Book One: The Secret of the Scarab Beetle
Horace Edwards is an ordinary boy who’s just moved to Niles, Michigan. That is, until the start of 6th grade when he not only learns of the mysterious death of his grandfather, but also becomes the recipient of a strange inheritance. In his efforts to uncover the truth about his grandfather’s death and the secrets of his new inheritance, Horace finds himself transported back in time to the Ancient Egyptian city of Amarna. There he meets the future pharaoh, King Tut, and together these two boys become engaged in a dramatic fight to save the city from total destruction. In the process Horace discovers that he is the heir to an order of guardians, known as the Time Keepers. With help from two friends and a bully, Horace and Tut attempt to save the ancient city, stop the sale of Horace’s family farm, and protect a secret that lies at the very heart of Egypt’s existence, the magical power of the Benben Stone. However, their task won’t be easy. Tut’s uncle Smenk, is trying to erase the memory of Tut’s father from the pages of history and Tut with him. There is only one small problem with Smenk’s plan; he needs Horace’s magical scarab beetle to do it.
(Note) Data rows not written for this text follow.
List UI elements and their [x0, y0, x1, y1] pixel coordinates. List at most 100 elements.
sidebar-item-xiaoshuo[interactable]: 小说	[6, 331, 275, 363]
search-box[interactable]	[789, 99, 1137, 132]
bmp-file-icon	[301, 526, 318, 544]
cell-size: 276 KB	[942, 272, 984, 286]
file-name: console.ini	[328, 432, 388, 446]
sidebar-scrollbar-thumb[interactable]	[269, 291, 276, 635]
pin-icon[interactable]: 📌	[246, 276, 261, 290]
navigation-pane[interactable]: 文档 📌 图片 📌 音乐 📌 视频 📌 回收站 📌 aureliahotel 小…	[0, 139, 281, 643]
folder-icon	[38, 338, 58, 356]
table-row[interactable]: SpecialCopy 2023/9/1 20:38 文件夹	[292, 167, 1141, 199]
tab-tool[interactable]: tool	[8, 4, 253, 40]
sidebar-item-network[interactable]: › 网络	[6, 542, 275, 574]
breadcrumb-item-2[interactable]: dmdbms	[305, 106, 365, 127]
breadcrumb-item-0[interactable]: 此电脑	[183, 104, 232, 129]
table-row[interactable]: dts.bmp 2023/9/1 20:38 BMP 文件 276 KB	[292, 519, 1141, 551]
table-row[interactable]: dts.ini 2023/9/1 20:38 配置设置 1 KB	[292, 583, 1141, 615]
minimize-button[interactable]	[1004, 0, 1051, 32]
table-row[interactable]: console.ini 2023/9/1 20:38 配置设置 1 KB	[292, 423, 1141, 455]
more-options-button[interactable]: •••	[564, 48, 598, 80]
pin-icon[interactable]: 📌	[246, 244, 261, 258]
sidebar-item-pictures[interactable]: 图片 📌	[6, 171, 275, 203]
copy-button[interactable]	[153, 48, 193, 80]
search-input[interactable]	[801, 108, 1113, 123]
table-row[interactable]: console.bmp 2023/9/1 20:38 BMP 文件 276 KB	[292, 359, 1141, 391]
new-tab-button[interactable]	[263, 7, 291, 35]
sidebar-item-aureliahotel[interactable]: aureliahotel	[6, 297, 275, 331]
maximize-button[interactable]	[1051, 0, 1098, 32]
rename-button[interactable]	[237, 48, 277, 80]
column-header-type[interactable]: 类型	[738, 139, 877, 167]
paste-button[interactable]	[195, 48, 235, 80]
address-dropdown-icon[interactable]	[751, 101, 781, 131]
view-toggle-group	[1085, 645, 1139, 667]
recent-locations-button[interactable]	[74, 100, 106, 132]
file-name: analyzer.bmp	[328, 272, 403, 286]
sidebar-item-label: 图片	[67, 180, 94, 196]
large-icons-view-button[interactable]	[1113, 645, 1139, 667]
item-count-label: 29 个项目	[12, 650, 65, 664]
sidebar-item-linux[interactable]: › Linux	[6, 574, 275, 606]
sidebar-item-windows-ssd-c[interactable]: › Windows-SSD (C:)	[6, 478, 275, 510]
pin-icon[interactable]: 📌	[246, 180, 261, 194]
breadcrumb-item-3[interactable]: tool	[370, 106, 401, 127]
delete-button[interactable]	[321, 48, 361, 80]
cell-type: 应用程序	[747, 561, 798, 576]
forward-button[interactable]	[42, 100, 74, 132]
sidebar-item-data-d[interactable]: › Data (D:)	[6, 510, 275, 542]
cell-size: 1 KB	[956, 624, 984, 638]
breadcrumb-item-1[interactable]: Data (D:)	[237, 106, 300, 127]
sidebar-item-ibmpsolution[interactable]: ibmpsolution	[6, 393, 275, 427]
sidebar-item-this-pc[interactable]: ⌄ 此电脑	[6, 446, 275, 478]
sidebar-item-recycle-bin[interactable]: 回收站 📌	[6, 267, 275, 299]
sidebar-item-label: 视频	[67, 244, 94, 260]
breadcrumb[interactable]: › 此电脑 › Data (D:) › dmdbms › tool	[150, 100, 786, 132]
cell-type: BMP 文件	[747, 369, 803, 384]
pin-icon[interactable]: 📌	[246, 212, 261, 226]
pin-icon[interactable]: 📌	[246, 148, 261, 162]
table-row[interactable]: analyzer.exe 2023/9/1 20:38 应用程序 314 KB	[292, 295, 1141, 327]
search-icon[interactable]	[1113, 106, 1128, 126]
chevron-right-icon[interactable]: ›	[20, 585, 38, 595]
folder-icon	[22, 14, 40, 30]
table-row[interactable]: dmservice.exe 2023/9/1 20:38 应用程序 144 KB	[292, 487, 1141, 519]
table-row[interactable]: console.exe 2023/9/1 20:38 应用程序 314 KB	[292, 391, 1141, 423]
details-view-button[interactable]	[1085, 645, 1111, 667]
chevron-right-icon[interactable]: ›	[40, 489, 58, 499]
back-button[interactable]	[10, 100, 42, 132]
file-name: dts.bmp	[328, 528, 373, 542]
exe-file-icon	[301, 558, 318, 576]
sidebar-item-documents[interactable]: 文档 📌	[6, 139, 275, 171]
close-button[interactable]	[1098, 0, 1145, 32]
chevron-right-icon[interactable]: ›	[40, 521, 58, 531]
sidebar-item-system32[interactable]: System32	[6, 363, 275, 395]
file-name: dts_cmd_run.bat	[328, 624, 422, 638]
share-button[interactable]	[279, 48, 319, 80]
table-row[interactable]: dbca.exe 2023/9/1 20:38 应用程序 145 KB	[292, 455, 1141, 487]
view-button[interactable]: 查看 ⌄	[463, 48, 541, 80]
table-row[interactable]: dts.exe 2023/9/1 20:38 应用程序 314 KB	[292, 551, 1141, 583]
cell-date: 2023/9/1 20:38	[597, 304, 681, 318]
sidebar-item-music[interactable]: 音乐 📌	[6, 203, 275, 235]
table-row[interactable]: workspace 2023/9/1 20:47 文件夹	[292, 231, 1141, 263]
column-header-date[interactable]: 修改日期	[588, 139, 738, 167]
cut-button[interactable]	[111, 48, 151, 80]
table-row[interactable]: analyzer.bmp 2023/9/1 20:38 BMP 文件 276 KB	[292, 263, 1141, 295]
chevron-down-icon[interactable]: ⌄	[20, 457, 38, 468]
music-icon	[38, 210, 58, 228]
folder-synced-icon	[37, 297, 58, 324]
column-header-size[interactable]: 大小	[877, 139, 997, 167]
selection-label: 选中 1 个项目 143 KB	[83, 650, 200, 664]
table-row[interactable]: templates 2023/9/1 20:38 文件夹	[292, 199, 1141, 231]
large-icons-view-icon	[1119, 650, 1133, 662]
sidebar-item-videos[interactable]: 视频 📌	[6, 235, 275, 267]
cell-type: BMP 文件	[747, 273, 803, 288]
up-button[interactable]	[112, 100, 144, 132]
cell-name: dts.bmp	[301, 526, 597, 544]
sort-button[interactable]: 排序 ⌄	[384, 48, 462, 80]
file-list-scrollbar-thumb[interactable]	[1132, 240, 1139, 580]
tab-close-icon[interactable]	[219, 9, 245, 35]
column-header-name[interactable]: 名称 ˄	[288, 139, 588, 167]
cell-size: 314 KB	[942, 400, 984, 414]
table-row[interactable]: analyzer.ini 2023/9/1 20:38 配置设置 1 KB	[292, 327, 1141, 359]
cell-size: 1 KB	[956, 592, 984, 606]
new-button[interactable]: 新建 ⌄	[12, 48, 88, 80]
Book Two: The Search for the Lost Prophecy
In The Search for the Lost Prophecy, the sequel to The Secret of the Scarab Beetle, Horace continues to search for more information about the Time Keepers and his role in this secret order. After he discovers that the tree portal at his grandparents' farm is destroyed, Horace, along with his friends Anna and Milton, travels back in time to 1920s Detroit, hoping to learn more. There they meet keeper Herman at the Scarab Club and learn that someone is threatening the Time Keepers and the order's mission. Horace finds out that the mystical Benben Stone is being stored in a crypt back in present-day Niles, Michigan. And Horace is now tasked with keeping the sacred stone safe. Will the person or persons threatening the Order learn of Horace's true identity?
A Note to Readers
So much of the inspiration for this story is based on historical facts. The characters, the places, the names, and even many of the objects are real. I’ve always been drawn to the mysteries of history and, surprisingly, both Egypt and Michigan are full of them.
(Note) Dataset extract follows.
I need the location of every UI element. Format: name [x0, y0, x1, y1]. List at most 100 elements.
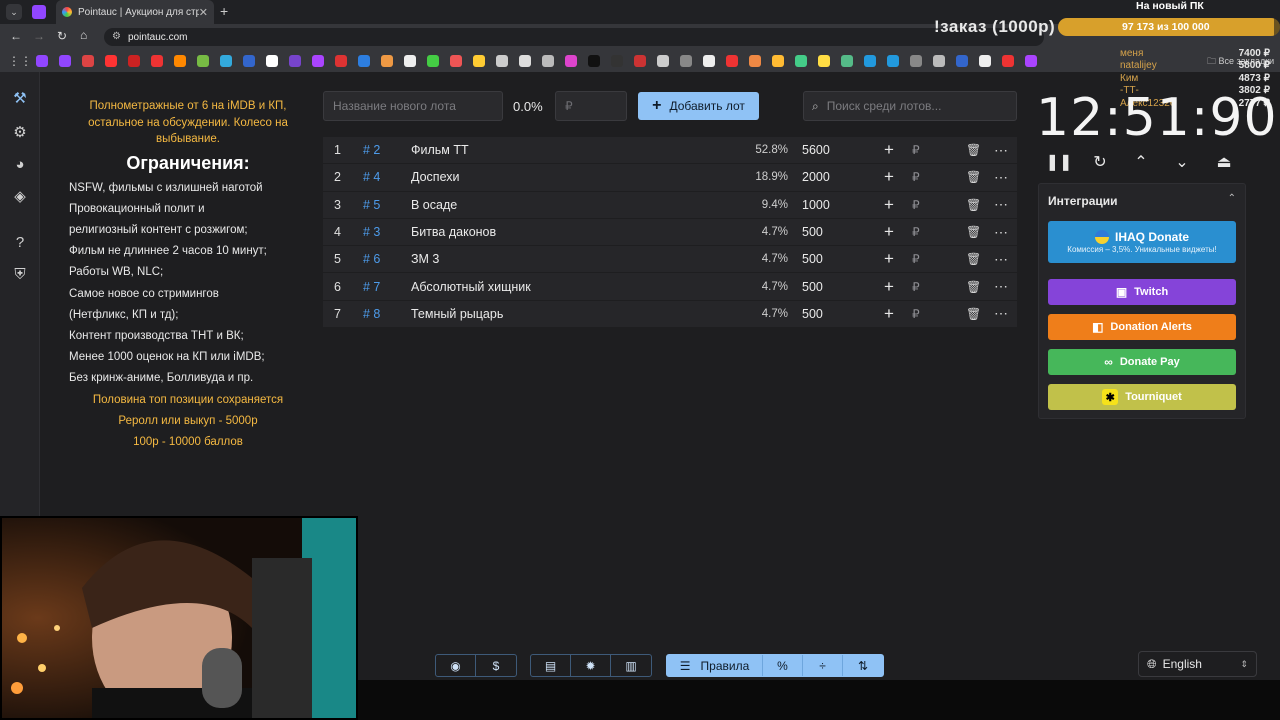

Horace’s name (which is also the name I gave my favorite stuffed animal as a kid) is connected to an Egyptian god and a famous resident in Niles, Michigan. Niles is a real town in the southwest of the state. It has a fascinating past dating to the early frontier first settled by the French. In the nineteenth century it was also an important stop on the Underground Railroad. An old museum called the Chapin House sits in the center of Niles, and houses many bizarre artifacts, including a two-headed sheep.
Although the Michigan Relics never made their way to Niles, they were a real and unexplained collection of objects found in the state in 1890.
The Egyptian artifacts and history mentioned in the story are real as well. The Benben Stone can be traced to the city of Heliopolis. The whereabouts of the stone remain a mystery, as does the location of Akhenaten’s burial site. Akhenaten and his city, Amarna, dramatically transformed three thousand years of Egyptian history before he died mysteriously, disappearing along with his city from the history books. The lost period of Amarna was only rediscovered in 1922, when Howard Carter stumbled upon King Tut’s sealed tomb in the Valley of the Kings. The discoveries inside opened a window onto a period of previously forgotten history. One of the discoveries, which left many Egyptologists bewildered by its beauty, was a blue scarab beetle.